- 1 pound dried chickpeas
- One 6- to 8-ounce piece of slab bacon or 1 smoked ham hock
- 2 bay leaves
- 1 large bunch Swiss chard
- ½ cup Sofrito
- 2 tomatoes, cored and coarsely chopped
- 1 cup (or as needed) Chicken Broth, homemade or canned
- 3 sprigs of fresh thyme
- Fine sea or kosher salt
- Freshly ground black pepper
- Soak the chickpeas in plenty of cold water to cover for at least 8 hours or overnight.
- Drain the chickpeas and then put them, the bacon, and the bay leaves in a medium saucepan. Add enough water to cover them by 2 inches. Bring the water to a boil and then adjust the heat so it is boiling gently.

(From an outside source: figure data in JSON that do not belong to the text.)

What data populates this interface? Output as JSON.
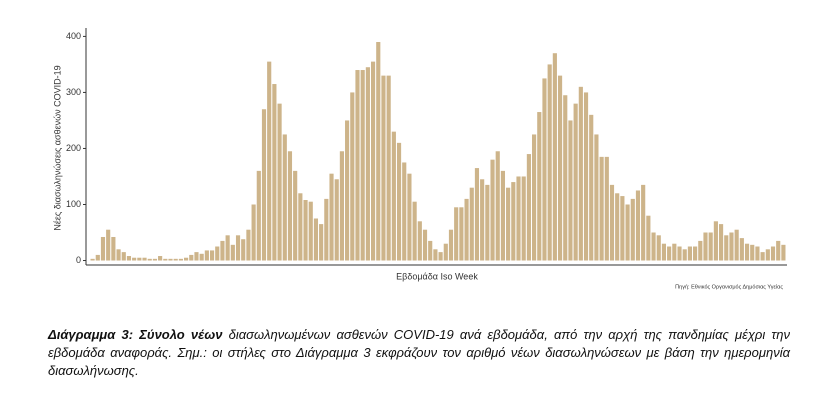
{
  "chart_data": {
    "type": "bar",
    "y_label": "Νέες διασωληνώσεις ασθενών COVID-19",
    "x_label": "Εβδομάδα Iso Week",
    "source": "Πηγή: Εθνικός Οργανισμός Δημόσιας Υγείας",
    "color": "#cdb48a",
    "values": [
      3,
      10,
      42,
      55,
      42,
      20,
      15,
      8,
      5,
      5,
      5,
      3,
      3,
      8,
      3,
      3,
      3,
      3,
      5,
      10,
      15,
      12,
      18,
      18,
      25,
      35,
      45,
      28,
      45,
      38,
      55,
      100,
      160,
      270,
      355,
      315,
      280,
      225,
      195,
      160,
      120,
      108,
      105,
      75,
      65,
      110,
      155,
      145,
      195,
      250,
      300,
      340,
      340,
      345,
      355,
      390,
      330,
      330,
      230,
      210,
      175,
      155,
      105,
      70,
      55,
      35,
      20,
      15,
      30,
      55,
      95,
      95,
      110,
      130,
      165,
      145,
      135,
      180,
      195,
      160,
      130,
      140,
      150,
      150,
      190,
      225,
      265,
      325,
      350,
      370,
      330,
      295,
      250,
      280,
      310,
      300,
      260,
      225,
      185,
      185,
      135,
      120,
      115,
      100,
      110,
      125,
      135,
      80,
      50,
      45,
      30,
      25,
      30,
      25,
      20,
      25,
      25,
      35,
      50,
      50,
      70,
      65,
      45,
      50,
      55,
      40,
      30,
      28,
      25,
      15,
      20,
      25,
      35,
      28
    ],
    "ylim": [
      -8,
      415
    ],
    "yticks": [
      0,
      100,
      200,
      300,
      400
    ],
    "grid": false
  },
  "caption": {
    "label": "Διάγραμμα 3: Σύνολο νέων",
    "text": " διασωληνωμένων ασθενών COVID-19 ανά εβδομάδα, από την αρχή της πανδημίας μέχρι την εβδομάδα αναφοράς.  Σημ.: οι στήλες στο Διάγραμμα 3 εκφράζουν τον αριθμό νέων διασωληνώσεων με βάση την ημερομηνία διασωλήνωσης."
  }
}
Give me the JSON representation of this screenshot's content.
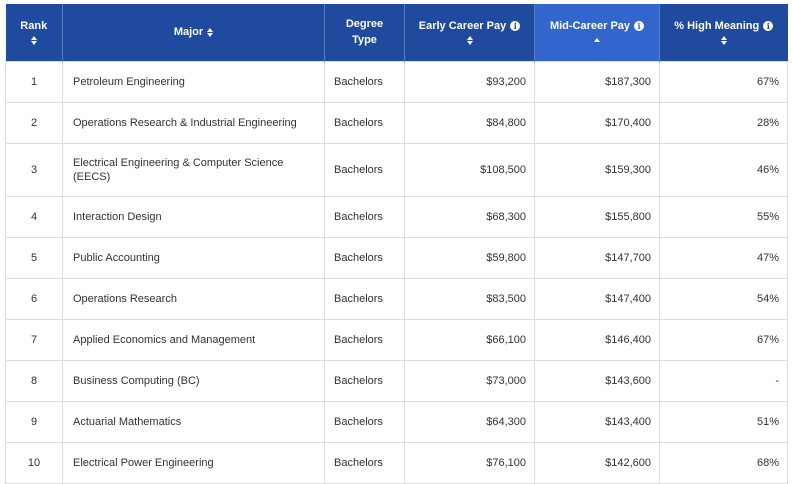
{
  "table": {
    "headers": {
      "rank": "Rank",
      "major": "Major",
      "degree_line1": "Degree",
      "degree_line2": "Type",
      "early": "Early Career Pay",
      "mid": "Mid-Career Pay",
      "meaning": "% High Meaning"
    },
    "sorted_column": "Mid-Career Pay",
    "sort_direction": "descending",
    "colors": {
      "header_bg": "#1f4a9d",
      "active_header_bg": "#3366cc",
      "border": "#dddddd",
      "text": "#333333"
    },
    "rows": [
      {
        "rank": "1",
        "major": "Petroleum Engineering",
        "degree": "Bachelors",
        "early": "$93,200",
        "mid": "$187,300",
        "meaning": "67%"
      },
      {
        "rank": "2",
        "major": "Operations Research & Industrial Engineering",
        "degree": "Bachelors",
        "early": "$84,800",
        "mid": "$170,400",
        "meaning": "28%"
      },
      {
        "rank": "3",
        "major": "Electrical Engineering & Computer Science (EECS)",
        "degree": "Bachelors",
        "early": "$108,500",
        "mid": "$159,300",
        "meaning": "46%"
      },
      {
        "rank": "4",
        "major": "Interaction Design",
        "degree": "Bachelors",
        "early": "$68,300",
        "mid": "$155,800",
        "meaning": "55%"
      },
      {
        "rank": "5",
        "major": "Public Accounting",
        "degree": "Bachelors",
        "early": "$59,800",
        "mid": "$147,700",
        "meaning": "47%"
      },
      {
        "rank": "6",
        "major": "Operations Research",
        "degree": "Bachelors",
        "early": "$83,500",
        "mid": "$147,400",
        "meaning": "54%"
      },
      {
        "rank": "7",
        "major": "Applied Economics and Management",
        "degree": "Bachelors",
        "early": "$66,100",
        "mid": "$146,400",
        "meaning": "67%"
      },
      {
        "rank": "8",
        "major": "Business Computing (BC)",
        "degree": "Bachelors",
        "early": "$73,000",
        "mid": "$143,600",
        "meaning": "-"
      },
      {
        "rank": "9",
        "major": "Actuarial Mathematics",
        "degree": "Bachelors",
        "early": "$64,300",
        "mid": "$143,400",
        "meaning": "51%"
      },
      {
        "rank": "10",
        "major": "Electrical Power Engineering",
        "degree": "Bachelors",
        "early": "$76,100",
        "mid": "$142,600",
        "meaning": "68%"
      }
    ]
  }
}
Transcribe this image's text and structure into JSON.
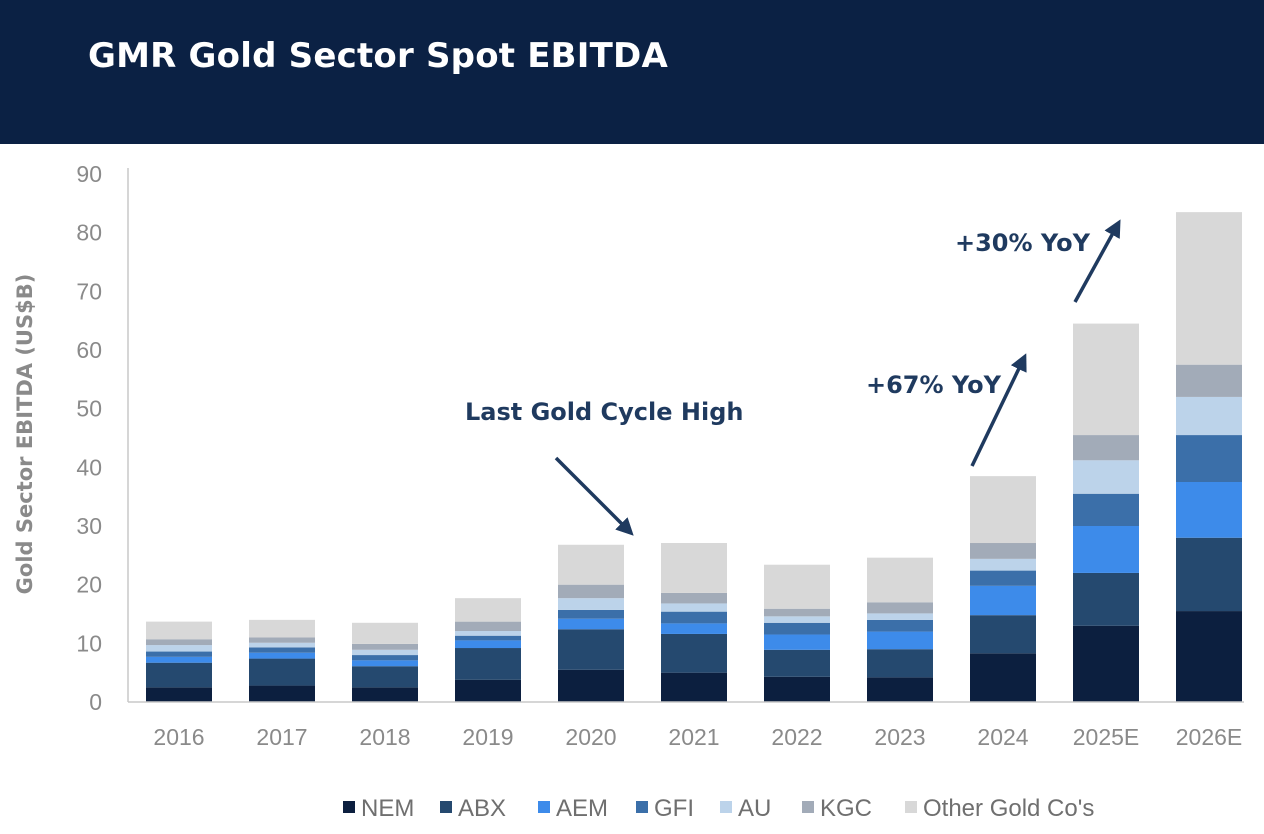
{
  "header": {
    "title": "GMR Gold Sector Spot EBITDA"
  },
  "chart_data": {
    "type": "bar",
    "stacked": true,
    "title": "GMR Gold Sector Spot EBITDA",
    "xlabel": "",
    "ylabel": "Gold Sector EBITDA (US$B)",
    "ylim": [
      0,
      90
    ],
    "yticks": [
      0,
      10,
      20,
      30,
      40,
      50,
      60,
      70,
      80,
      90
    ],
    "categories": [
      "2016",
      "2017",
      "2018",
      "2019",
      "2020",
      "2021",
      "2022",
      "2023",
      "2024",
      "2025E",
      "2026E"
    ],
    "series": [
      {
        "name": "NEM",
        "color": "#0c1f3f",
        "values": [
          2.5,
          2.8,
          2.5,
          3.8,
          5.5,
          5.0,
          4.3,
          4.2,
          8.3,
          13.0,
          15.5
        ]
      },
      {
        "name": "ABX",
        "color": "#25496f",
        "values": [
          4.2,
          4.6,
          3.6,
          5.4,
          6.9,
          6.6,
          4.6,
          4.8,
          6.5,
          9.0,
          12.5
        ]
      },
      {
        "name": "AEM",
        "color": "#3d8bea",
        "values": [
          1.0,
          1.0,
          1.0,
          1.3,
          1.8,
          1.8,
          2.6,
          3.0,
          5.0,
          8.0,
          9.5
        ]
      },
      {
        "name": "GFI",
        "color": "#3b6fa9",
        "values": [
          0.9,
          0.9,
          0.9,
          0.8,
          1.5,
          2.0,
          2.0,
          2.0,
          2.6,
          5.5,
          8.0
        ]
      },
      {
        "name": "AU",
        "color": "#bcd3ea",
        "values": [
          1.1,
          0.8,
          0.9,
          0.8,
          2.0,
          1.4,
          1.1,
          1.1,
          2.0,
          5.7,
          6.5
        ]
      },
      {
        "name": "KGC",
        "color": "#a2abb8",
        "values": [
          1.0,
          0.9,
          1.0,
          1.6,
          2.3,
          1.8,
          1.3,
          1.9,
          2.7,
          4.3,
          5.5
        ]
      },
      {
        "name": "Other Gold Co's",
        "color": "#d8d8d8",
        "values": [
          3.0,
          3.0,
          3.6,
          4.0,
          6.8,
          8.5,
          7.5,
          7.6,
          11.4,
          19.0,
          26.0
        ]
      }
    ],
    "annotations": [
      {
        "text": "Last Gold Cycle High",
        "near": "2020-2021"
      },
      {
        "text": "+67% YoY",
        "near": "2024 to 2025E"
      },
      {
        "text": "+30% YoY",
        "near": "2025E to 2026E"
      }
    ],
    "legend_position": "bottom"
  }
}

Cook the chickpeas until near tender, about 2½ hours. Keep an eye on them; they should always be covered by liquid. When the liquid meets the level of the chickpeas, add cold water to cover by 1 inch or so.
- While the chickpeas are cooking, clean the chard: Fill a clean sink with cool water. Trim any wilted or yellow leaves and remove and discard the stems. Cut the leaves into 1-inch pieces. Swish them around in the water and then drain them in a colander.
- When the chickpeas are tender, remove the slab of bacon and let it cool. Cut it into about ½ inch pieces. Put the bacon in a deep medium skillet over medium-high heat until it starts to sizzle and brown, about 3 minutes. Stir in the sofrito and cook until the water has evaporated and the sofrito starts to sizzle. Add the tomatoes and stir until softened. Stir in the chard leaves and stir until wilted, then stir in the chickpeas. Pour in the broth, add the thyme, and bring to a gentle boil. Season to taste with salt and pepper. Cover and cook for 15 minutes to give the flavors a chance to blend.
- Uncover the pan and check out the liquid. If you want to serve the beans and chard soupy, leave it as is. If you want to serve it a little drier, boil it until as much of the liquid as you like has evaporated. You can adjust the soupiness at the very end of cooking by adding additional broth.